Il n'ajoute plus rien, il me fait un peu pitié.
« Je vais voir ce que je peux faire. Enfin, je ne peux pas te ramener comme ça devant elle. En plus, vous n'avez rien à vous dire.
— Tu es cruelle.
— Juste réaliste. »
Quels sont nos points communs ? Qu'est-ce qui pourrait justifier un rapprochement ? Le Quidditch ? Nous en discutons déjà. Les cours ? Même pas la peine d'y songer. La musique ? Lily ne pratique pas, Mary et moi si. Mais un Maraudeurs, mélomane ? Tellement incroyable, qu'impossible. Ils n'écoutent même pas la chorale chanter !
Et puis, Potter, tout le monde le sait, fait parti d'une des familles sorcières les plus vieilles et riches. C'est bien pour s'entendre avec un Black, mais personne n'est de leur noblesse dans le dortoir des filles... Un vrai casse-tête. J'ai beau réfléchir, je ne vois rien qui pourrait aider. Il me semble même de plus en plus éloigné de notre petit monde. Il va devoir se faire une raison, il y a des choses qu'on ne peut avoir. Dépitée, je demande :
« L'un d'entre vous joue d'un instrument ?
— Quoi ?
— D'un instrument de musique. Ou vous écoutez des musiques particulières ?
— Euh, en fait... Je joue de l'harmonica. »
Je hausse les sourcils. James Potter joue de l'harmonica ? Il est en train de rougir à vue d'œil. Il passe encore une main dans ses cheveux.
« C'est génial !
— Et avec Sirius, on écoute, enfin, on écoute pas mal de musique moldue. Du rock, du punk, des trucs dans le genre.

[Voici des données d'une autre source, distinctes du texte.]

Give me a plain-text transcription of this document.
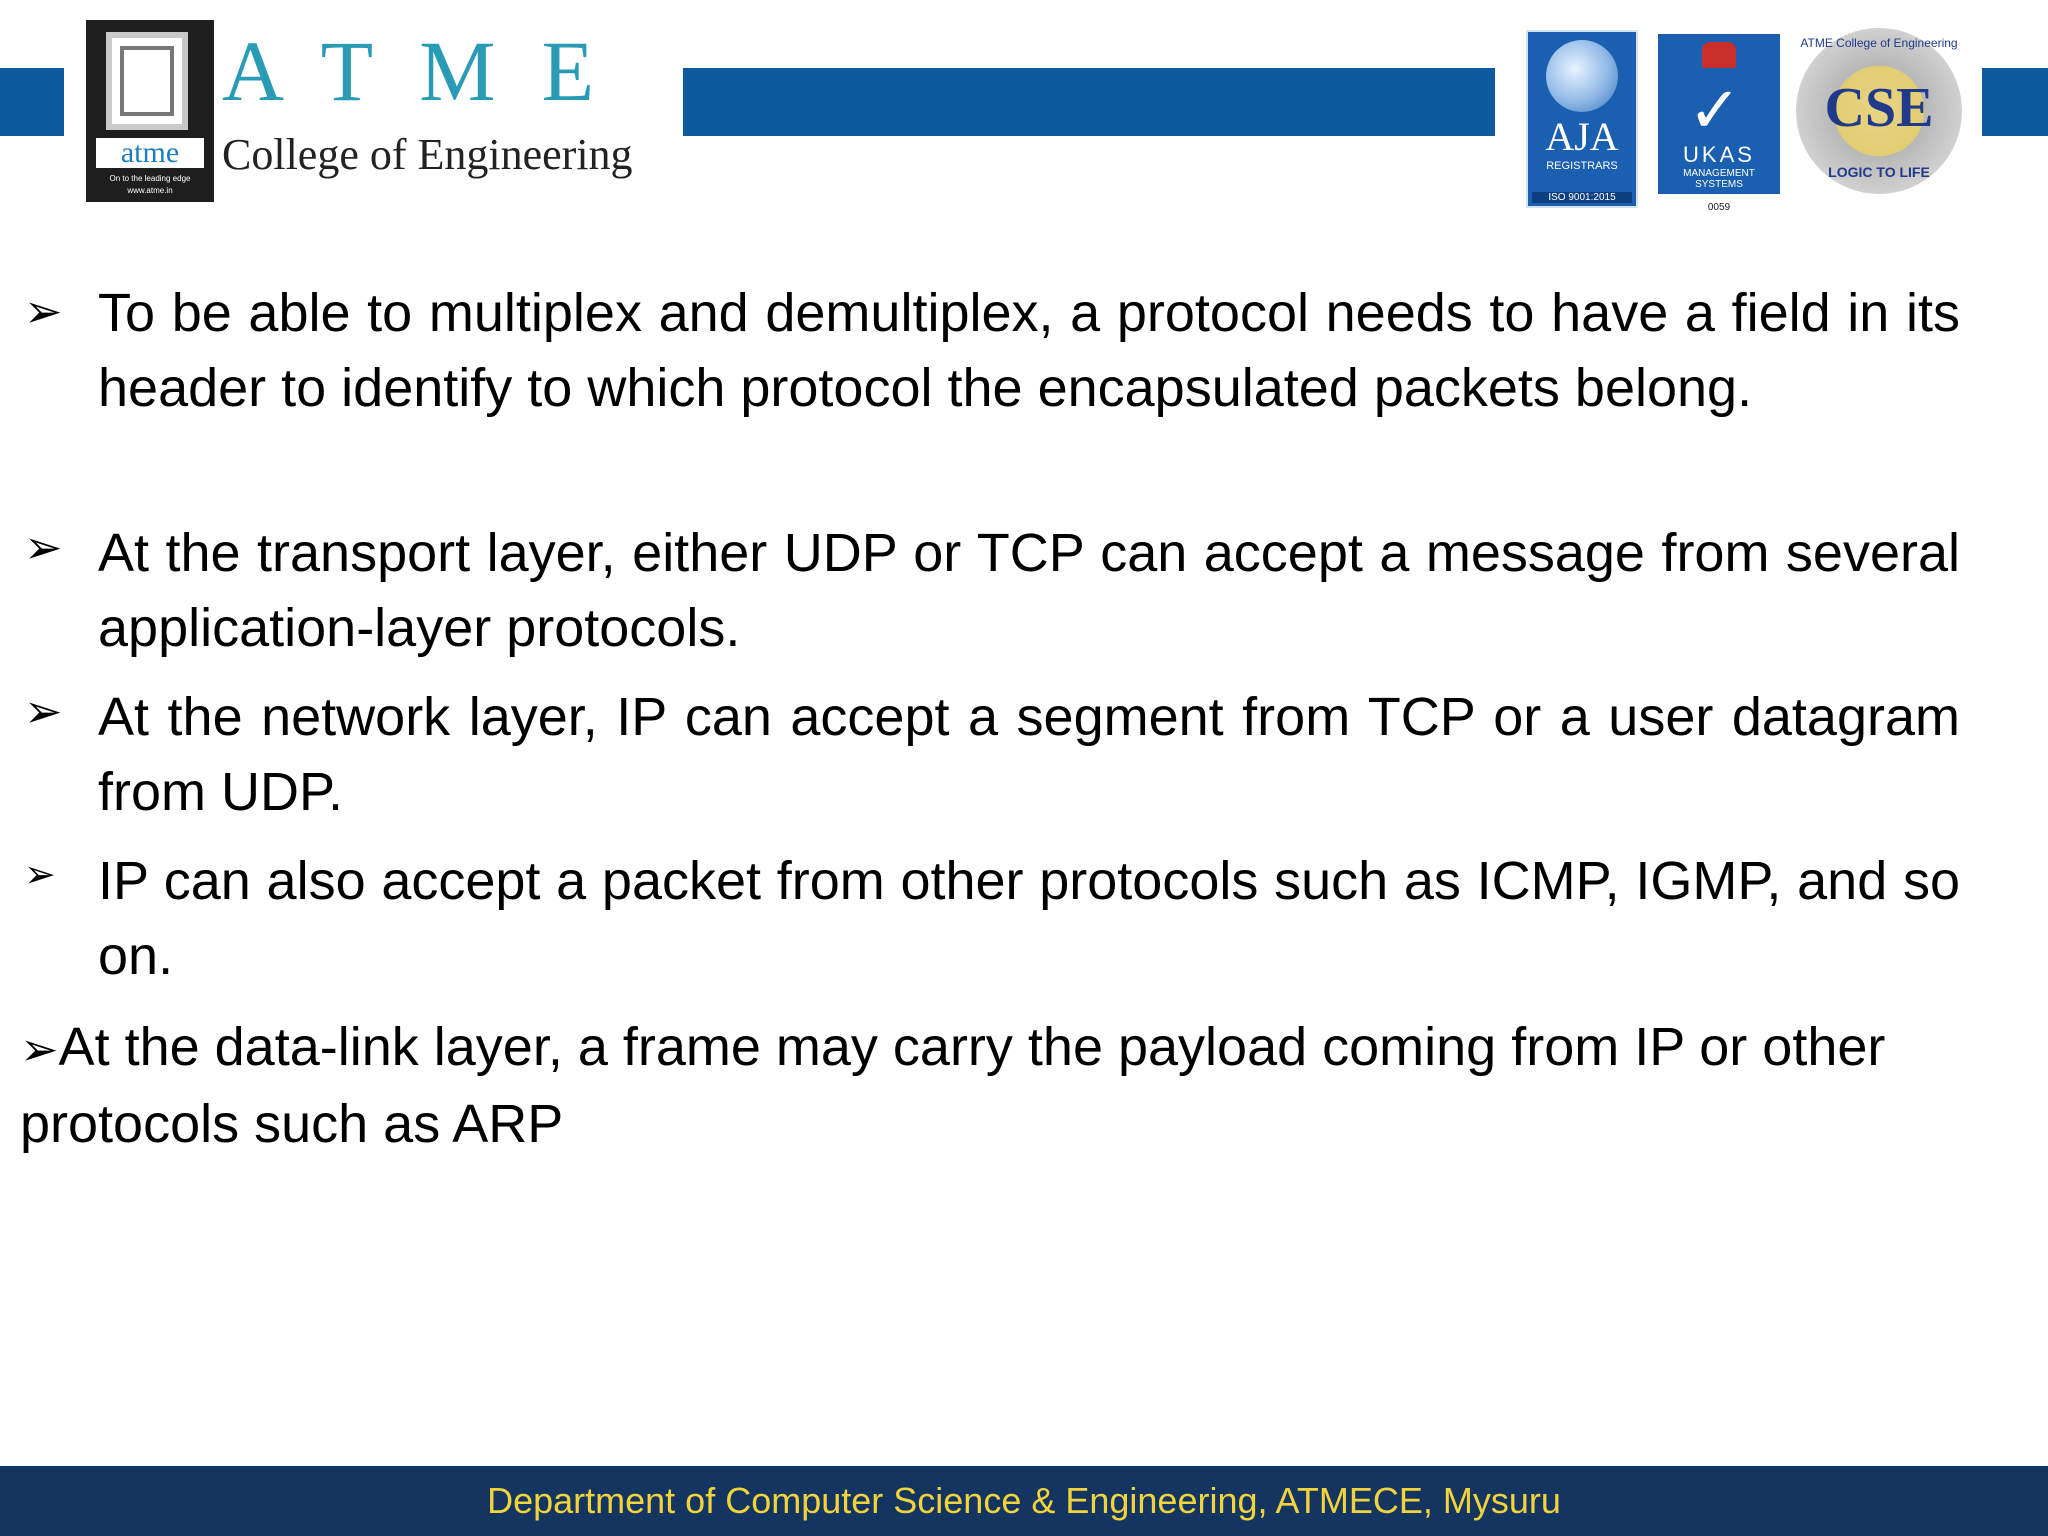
atme
On to the leading edge
www.atme.in
ATME
College of Engineering	AJA
REGISTRARS
ISO 9001:2015
✓
UKAS
MANAGEMENT SYSTEMS
0059
ATME College of Engineering
CSE
LOGIC TO LIFE
➢ To be able to multiplex and demultiplex, a protocol needs to have a field in its header to identify to which protocol the encapsulated packets belong.
➢ At the transport layer, either UDP or TCP can accept a message from several application-layer protocols.
➢ At the network layer, IP can accept a segment from TCP or a user datagram from UDP.
➢ IP can also accept a packet from other protocols such as ICMP, IGMP, and so on.
➢At the data-link layer, a frame may carry the payload coming from IP or other protocols such as ARP
Department of Computer Science & Engineering, ATMECE, Mysuru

— Finalement, je vais peut-être pouvoir faire quelque chose pour te remercier.
— Merci, Magdalena, vraiment je...
— Mais ne t'attends pas à grand chose. Si j'arrive déjà à ce que vous échangiez deux mots, ce sera une victoire.
— J'adore les victoires.
— Le mieux, c'est que l'on commence à discuter ensemble, l'air de rien, et que l'on s'arrange pour qu'elle nous voit et se joigne à nous. Parce que je me vois mal me ramener en disant « Hey Lily, tu savais que James mon super pote joue de l'harmonica ? » ! »
Il hoche la tête. Je repars de mon côté. Je me retourne une dernière fois :
« C'est cool que vous vous intéressiez à la culture moldue.
— Merci. La même pour toi.
— Par contre. Dès que j'aurai fait cette « présentation », nous serons quittes. Et ce ne sera plus la peine de compter sur moi. »
Je pars sans attendre de réponse. J'ai fait le bon choix. Je n'ai rien à me reprocher, je ne trahis pas Lily. Potter va échouer une dernière fois et me laisser tranquille. J'aurai fait ce qu'il faut pour l'aider. Histoire qu'il ne dise rien de mon secret.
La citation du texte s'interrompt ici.